The tone of the book is very calm and quiet — contemplative, almost dreamlike. The world is a casually magic ancient China: there’s magic and mysticism, but it’s not the point of the story and it’s not particularly relevant, it’s just how the world is. An archivist cleric with a bird companion arrives at an old estate to make records of it, before moving on to their next assignment. The only other person there is an old servant woman. That’s the story.
In contrast, the topic of the book is the Empress of Salt and Fortune. She has recently died after a long and successful reign, but this old estate that the cleric is taking records of is the place of exile where she had lived for six years as a young woman before she came to power.

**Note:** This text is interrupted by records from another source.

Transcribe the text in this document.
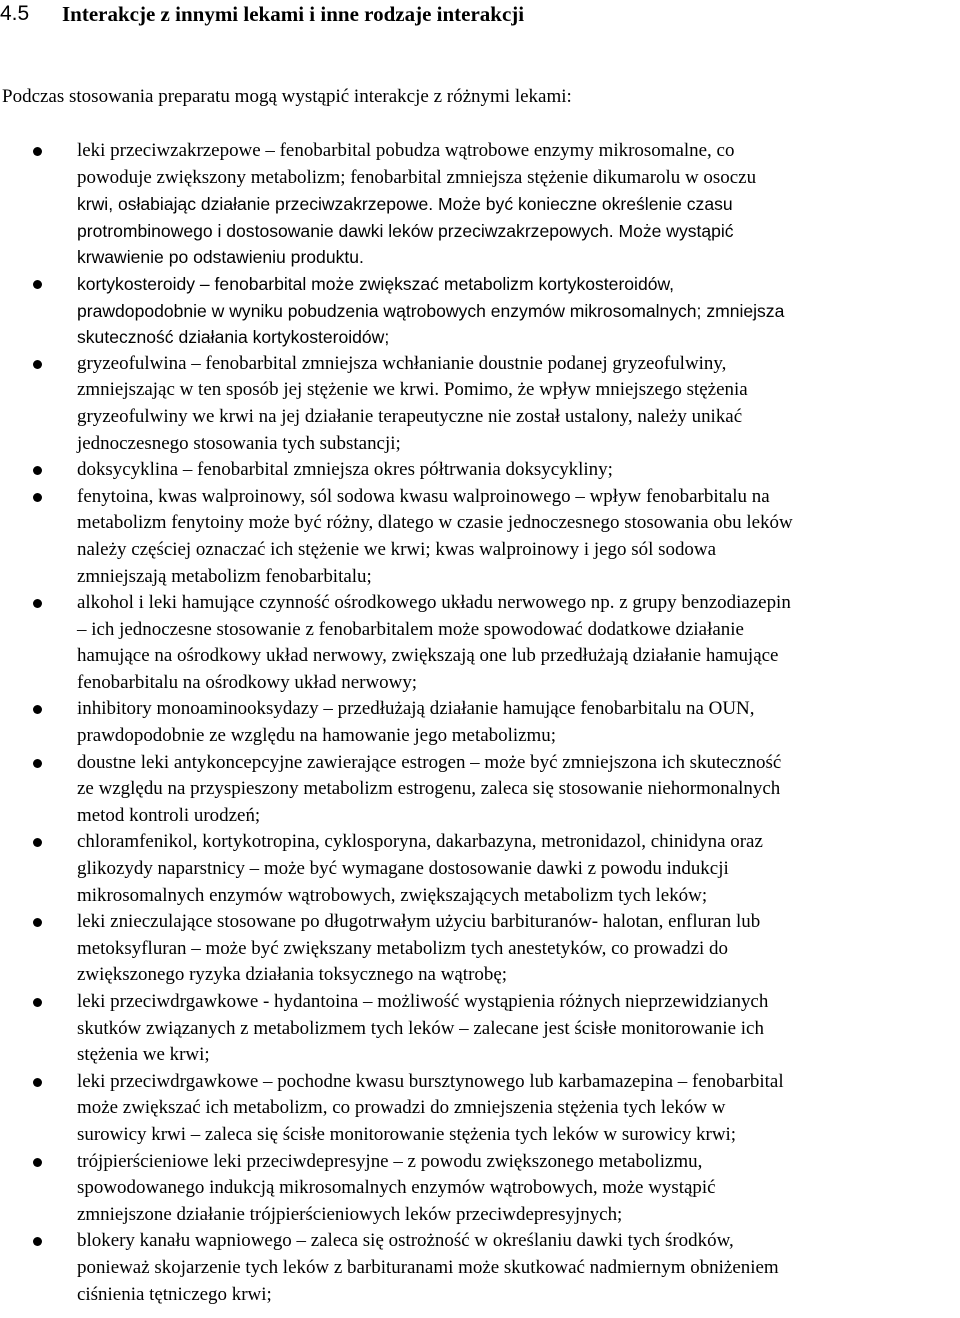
4.5	Interakcje z innymi lekami i inne rodzaje interakcji
Podczas stosowania preparatu mogą wystąpić interakcje z różnymi lekami:
leki przeciwzakrzepowe – fenobarbital pobudza wątrobowe enzymy mikrosomalne, co
powoduje zwiększony metabolizm; fenobarbital zmniejsza stężenie dikumarolu w osoczu
krwi, osłabiając działanie przeciwzakrzepowe. Może być konieczne określenie czasu
protrombinowego i dostosowanie dawki leków przeciwzakrzepowych. Może wystąpić
krwawienie po odstawieniu produktu.
kortykosteroidy – fenobarbital może zwiększać metabolizm kortykosteroidów,
prawdopodobnie w wyniku pobudzenia wątrobowych enzymów mikrosomalnych; zmniejsza
skuteczność działania kortykosteroidów;
gryzeofulwina – fenobarbital zmniejsza wchłanianie doustnie podanej gryzeofulwiny,
zmniejszając w ten sposób jej stężenie we krwi. Pomimo, że wpływ mniejszego stężenia
gryzeofulwiny we krwi na jej działanie terapeutyczne nie został ustalony, należy unikać
jednoczesnego stosowania tych substancji;
doksycyklina – fenobarbital zmniejsza okres półtrwania doksycykliny;
fenytoina, kwas walproinowy, sól sodowa kwasu walproinowego – wpływ fenobarbitalu na
metabolizm fenytoiny może być różny, dlatego w czasie jednoczesnego stosowania obu leków
należy częściej oznaczać ich stężenie we krwi; kwas walproinowy i jego sól sodowa
zmniejszają metabolizm fenobarbitalu;
alkohol i leki hamujące czynność ośrodkowego układu nerwowego np. z grupy benzodiazepin
– ich jednoczesne stosowanie z fenobarbitalem może spowodować dodatkowe działanie
hamujące na ośrodkowy układ nerwowy, zwiększają one lub przedłużają działanie hamujące
fenobarbitalu na ośrodkowy układ nerwowy;
inhibitory monoaminooksydazy – przedłużają działanie hamujące fenobarbitalu na OUN,
prawdopodobnie ze względu na hamowanie jego metabolizmu;
doustne leki antykoncepcyjne zawierające estrogen – może być zmniejszona ich skuteczność
ze względu na przyspieszony metabolizm estrogenu, zaleca się stosowanie niehormonalnych
metod kontroli urodzeń;
chloramfenikol, kortykotropina, cyklosporyna, dakarbazyna, metronidazol, chinidyna oraz
glikozydy naparstnicy – może być wymagane dostosowanie dawki z powodu indukcji
mikrosomalnych enzymów wątrobowych, zwiększających metabolizm tych leków;
leki znieczulające stosowane po długotrwałym użyciu barbituranów- halotan, enfluran lub
metoksyfluran – może być zwiększany metabolizm tych anestetyków, co prowadzi do
zwiększonego ryzyka działania toksycznego na wątrobę;
leki przeciwdrgawkowe - hydantoina – możliwość wystąpienia różnych nieprzewidzianych
skutków związanych z metabolizmem tych leków – zalecane jest ścisłe monitorowanie ich
stężenia we krwi;
leki przeciwdrgawkowe – pochodne kwasu bursztynowego lub karbamazepina – fenobarbital
może zwiększać ich metabolizm, co prowadzi do zmniejszenia stężenia tych leków w
surowicy krwi – zaleca się ścisłe monitorowanie stężenia tych leków w surowicy krwi;
trójpierścieniowe leki przeciwdepresyjne – z powodu zwiększonego metabolizmu,
spowodowanego indukcją mikrosomalnych enzymów wątrobowych, może wystąpić
zmniejszone działanie trójpierścieniowych leków przeciwdepresyjnych;
blokery kanału wapniowego – zaleca się ostrożność w określaniu dawki tych środków,
ponieważ skojarzenie tych leków z barbituranami może skutkować nadmiernym obniżeniem
ciśnienia tętniczego krwi;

The old servant woman, Rabbit, was her companion in those years. The empress is an amazing character: delightful and complex and ruthless and clever, and her plotting is dangerous and deadly. And the reader and the cleric learn about her from seeing the estate and hearing Rabbit’s stories.
In some ways this book reminds me of The Hands of the Emperor in that all the massive political upheavals happened in the past, all the anxiety gone and all the grief muted by time. In some ways it reminds me of Iron Widow in the way the empress is ruthless and vicious and hurting and victorious. And of course all three of them are about taking power and surviving. But it is also very much it’s own story and a fascinating read. I definitely recommend it.
I jumped on Rebecca’s library loans, and read The Iron Widow and then The Empress of Salt and Fortune, and I loved both, but The Iron Widow is so intense that I felt like The Empress of Salt and Fortune was a perfect follow-up balm, of sorts, with not too dramatic a shift away from theme but as Rebecca described, a much more soothing tone.